Updated and automated equipment gives rise to increased efficiency and manageable inventory systems as well as readily available material resources. These factors serve to facilitate flexibility for customer changes and an occasion for brands to expand their production, while still obtaining rapid turn-around times. Consequently, brands are to likely experience less capital costs and increased opportunity to focus on creating new product launches.
3. Compliance experience, highly trained and qualified staff
Co-packers should be well versed in the contract customer’s product regulations (e.g., 21 CFR Part 110/Part 117; 21 CFR Part 111), with qualified, experienced, technical personnel to oversee and lead in this area. Technical expertise, support of the customer’s packaging needs and design, and proper regulatory and quality oversight from start to finish displays intentional collaboration and commitment to ensuring a mutually beneficial outcome. Co-packers are an extension of the contract customer. Providing the finished packaged and labeled product is a crucial deliverable for the manufacturer and/or brand owner.
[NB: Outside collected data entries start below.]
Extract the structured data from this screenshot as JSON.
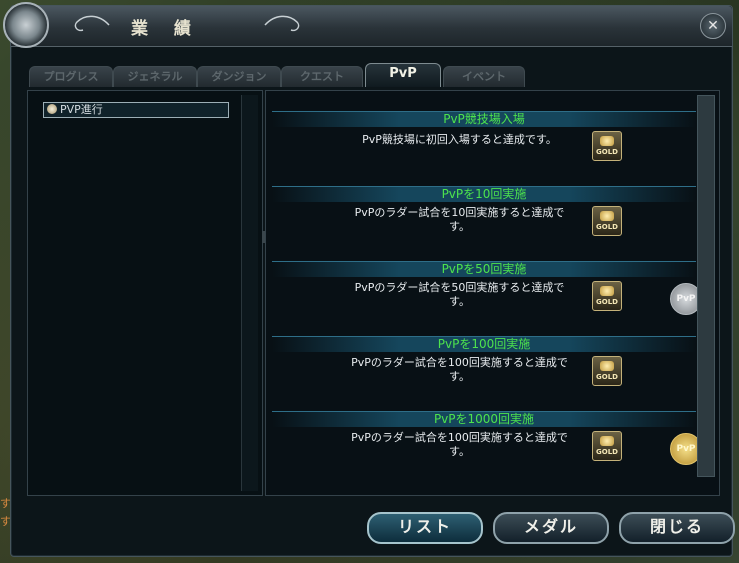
{
  "window": {
    "title": "業 績",
    "close_glyph": "✕"
  },
  "tabs": [
    {
      "label": "プログレス",
      "active": false
    },
    {
      "label": "ジェネラル",
      "active": false
    },
    {
      "label": "ダンジョン",
      "active": false
    },
    {
      "label": "クエスト",
      "active": false
    },
    {
      "label": "PvP",
      "active": true
    },
    {
      "label": "イベント",
      "active": false
    }
  ],
  "tree": {
    "selected_label": "PVP進行",
    "icon": "helmet-icon"
  },
  "achievements": [
    {
      "title": "PvP競技場入場",
      "description_line1": "PvP競技場に初回入場すると達成です。",
      "description_line2": "",
      "reward": "GOLD",
      "medal": ""
    },
    {
      "title": "PvPを10回実施",
      "description_line1": "PvPのラダー試合を10回実施すると達成で",
      "description_line2": "す。",
      "reward": "GOLD",
      "medal": ""
    },
    {
      "title": "PvPを50回実施",
      "description_line1": "PvPのラダー試合を50回実施すると達成で",
      "description_line2": "す。",
      "reward": "GOLD",
      "medal": "PvP"
    },
    {
      "title": "PvPを100回実施",
      "description_line1": "PvPのラダー試合を100回実施すると達成で",
      "description_line2": "す。",
      "reward": "GOLD",
      "medal": ""
    },
    {
      "title": "PvPを1000回実施",
      "description_line1": "PvPのラダー試合を100回実施すると達成で",
      "description_line2": "す。",
      "reward": "GOLD",
      "medal": "PvP"
    }
  ],
  "buttons": {
    "list": "リスト",
    "medal": "メダル",
    "close": "閉じる"
  },
  "background_text": [
    "す。",
    "す。"
  ],
  "colors": {
    "achievement_title": "#4de34d",
    "active_tab_text": "#f2f2e6"
  }
}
4. Adherence to customer specifications and requirements
Co-packers must be aware that they are equally responsible for ensuring compliance of the brand owner’s finished product. Therefore, before receiving inbound kits (e.g., customer product and components) for packaging or proceeding with any production runs, co-packers must ensure they understand the product and packaging specifications provided by the customer. This must be finalized and ensured as FDA regulations are applicable to the co-packers. Although co-packers typically perform a fraction of the production and processing of a finished dietary and/or food supplement or product, co-packers must be able to show compliance with applicable regulations, particularly if it is also involved in co-manufacturing the customer’s finished product (i.e., further processing their product, then packaging). Co-packers that return either bulk packaged product or semi-finished unit product (e.g., un-labeled bottles) to customers are still required to adhere to regulations (e.g., see 21 CFR 111 Subparts G; Subpart L among others).
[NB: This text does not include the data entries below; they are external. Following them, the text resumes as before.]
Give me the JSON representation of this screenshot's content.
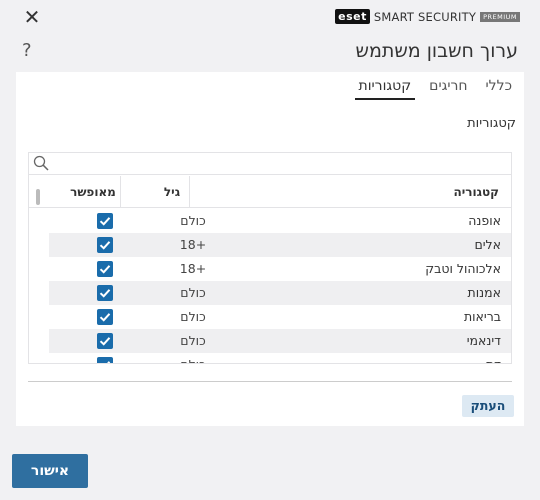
{
  "brand": {
    "logo": "eset",
    "name": "SMART SECURITY",
    "edition": "PREMIUM"
  },
  "window": {
    "close_icon": "close-icon",
    "close_glyph": "✕",
    "help_glyph": "?"
  },
  "page": {
    "title": "ערוך חשבון משתמש"
  },
  "tabs": [
    {
      "label": "כללי",
      "active": false
    },
    {
      "label": "חריגים",
      "active": false
    },
    {
      "label": "קטגוריות",
      "active": true
    }
  ],
  "section": {
    "title": "קטגוריות"
  },
  "table": {
    "search_placeholder": "",
    "headers": {
      "category": "קטגוריה",
      "age": "גיל",
      "allowed": "מאופשר"
    },
    "rows": [
      {
        "category": "אופנה",
        "age": "כולם",
        "allowed": true
      },
      {
        "category": "אלים",
        "age": "+18",
        "allowed": true
      },
      {
        "category": "אלכוהול וטבק",
        "age": "+18",
        "allowed": true
      },
      {
        "category": "אמנות",
        "age": "כולם",
        "allowed": true
      },
      {
        "category": "בריאות",
        "age": "כולם",
        "allowed": true
      },
      {
        "category": "דינאמי",
        "age": "כולם",
        "allowed": true
      },
      {
        "category": "דת",
        "age": "כולם",
        "allowed": true
      }
    ]
  },
  "buttons": {
    "copy": "העתק",
    "ok": "אישור"
  },
  "colors": {
    "accent": "#2f6fa0",
    "checkbox": "#1a6cab",
    "copy_bg": "#dde9f3"
  }
}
5. Quality Agreements (QAs)
QAs are becoming an industry best practice, as it serves to define the required cGMP responsibilities of the service provider and contract customer. QAs also help avoid confusion and unnecessary disagreements in times of product and/or packaging issues. They help enhance and solidify partnerships; therefore, it is highly recommended that the co-packer provides a QA in the absence of the customer not presenting one of its own. Keep in mind however, there is no rule against both parties exchanging each other’s QAs, if desired.
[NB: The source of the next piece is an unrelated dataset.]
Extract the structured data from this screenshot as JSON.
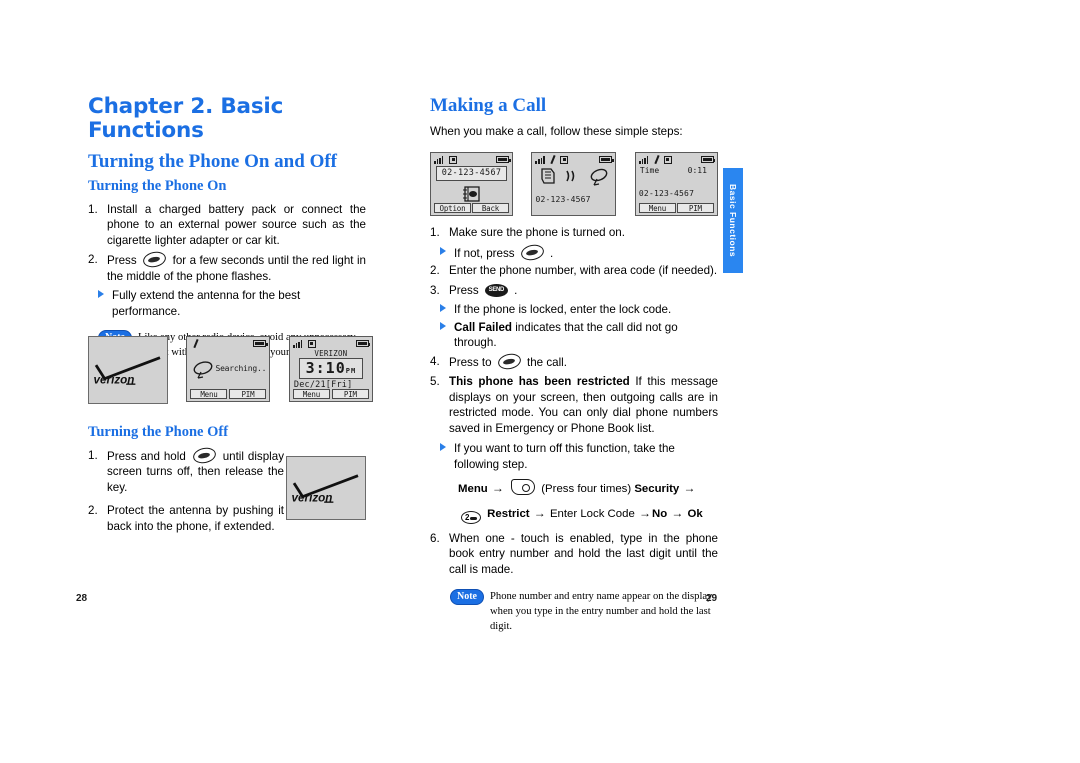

Co-packers willing to follow these five “golden rules” are more likely to increase their competitiveness to attract and maintain sustainable contract packaging partnerships, and thus, increase their profitability.
Heather Fairman is an independent consultant with EAS Consulting Group LLC and serves as Technical Advisor for the SIDS DOCK Island Women Open Network (IWON, sidsdock.org), an intergovernmental organization of Small Island Developing States (SIDS), which has all the rights and privileges of a United Nations organization comprised of 32 countries and who are embarking on developing a raw material market for the herbal supply-chain. With almost 30 years of combined quality assurance (QA)/quality control (QC) and regulatory experience gained from FDA-regulated industries, Heather applies her regulatory perspective and approach toward handling FDA matters and compliance requirements relative to all aspects of cGMP (current good manufacturing practice) and development of contract partnerships to ensure mutually beneficial and compliant outcomes. She holds a bachelor's degree in biology and a master's degree in medical microbiology from Long Island University.